Benvenuti nell´estate del divieto. D´altronde, il ministro dell´Interno Roberto Maroni l´aveva detto: sindaci, siate creativi. Ebbene, anche in Liguria come fantasia non scherzano. E così, tra una proibizione e l´altra, per il turista l´estate in Riviera può diventare uno slalom. Tra cosa si può e cosa, invece, non si può proprio fare.

Ora ci si mette pure il londinese Independent on Sunday, a bacchettare il rigore nostrano: «Cari turisti, state attenti in Italia. Se esiste qualcosa di divertente, c´è una legge che la vieta».

Certo, in Liguria siamo ben lontani dal proibizionismo di certe città del Nord-Est, dove persino le panchine hanno il bracciolo centrale per impedire lo spettacolo degradante di chi si addormenta all´addiaccio. Ma alcune ordinanze hanno fatto scuola anche in Riviera. Come quella del sindaco di Venezia Massimo Cacciari: per contrastare la vendita delle merci contraffatte, nei comuni di Ventimiglia, Alassio e Finale ligure è vietato passeggiare con un voluminoso borsone al seguito. Chi ne viene trovato in possesso deve giustificare alle autorità la provenienza della merce.

Se avete una famiglia molto numerosa, poi, occhio a non affittare per le ferie un alloggio troppo piccolo: ad Albenga, il Comune ha stabilito il numero massimo di persone “al metro quadro”, a seconda della tipologia abitativa.

Vita dura, poi, per chi esercita il mestiere più antico del mondo: a Chiavari, rischiano la multa sia le prostitute che i clienti. Motivo? Intralcio del traffico e offesa della pubblica decenza.

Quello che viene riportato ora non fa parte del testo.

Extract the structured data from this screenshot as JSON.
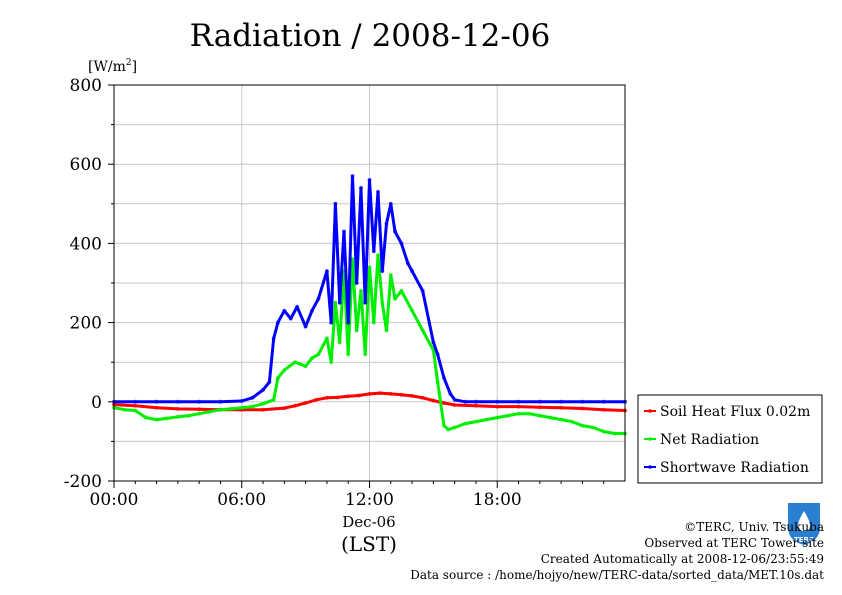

Ma la palma del rigore va sicuramente a Sanremo, dove rischia di essere sanzionato chi si intrattenga su una strada pubblica, anche solo per chiedere informazioni, con chi «per le modalità comportamentali, manifesta l´intenzione di esercitare l´attività consistente in prestazioni sessuali».

Attenzione anche alla movida. Solo Bordighera tollera la musica alta fino alle 2 del mattino. E da Ponente a Levante sono sempre più numerosi i divieti di passeggiare con i contenitori di vetro. Alla Spezia, nel quartiere umbertino, fuori dai locali non si possono consumare alcolici dopo le 20. Nemmeno nei bicchieri di plastica.

Tempi duri anche per gli amanti dei bivacchi nei parchi e nelle piazze: a Sanremo è vietato sdraiarsi per terra negli spazi pubblici consumando alcolici. Ad Albisola Marina, per contrastare l´abitudine diffusa ad abbandonarsi a pennichelle all´ombra, un´ordinanza vieta di sdraiarsi nelle aiuole comunali. E ad Alassio, nei giardini pubblici, non si può nemmeno mangiare.

Orologio e calendario alla mano, poi, persino per la passeggiata di Fido. A Lerici i cani possono accedere alla scogliera sono in determinate fasce orarie: dal 13 agosto al 30 settembre solo dalle 20 alle 7.30 del mattino.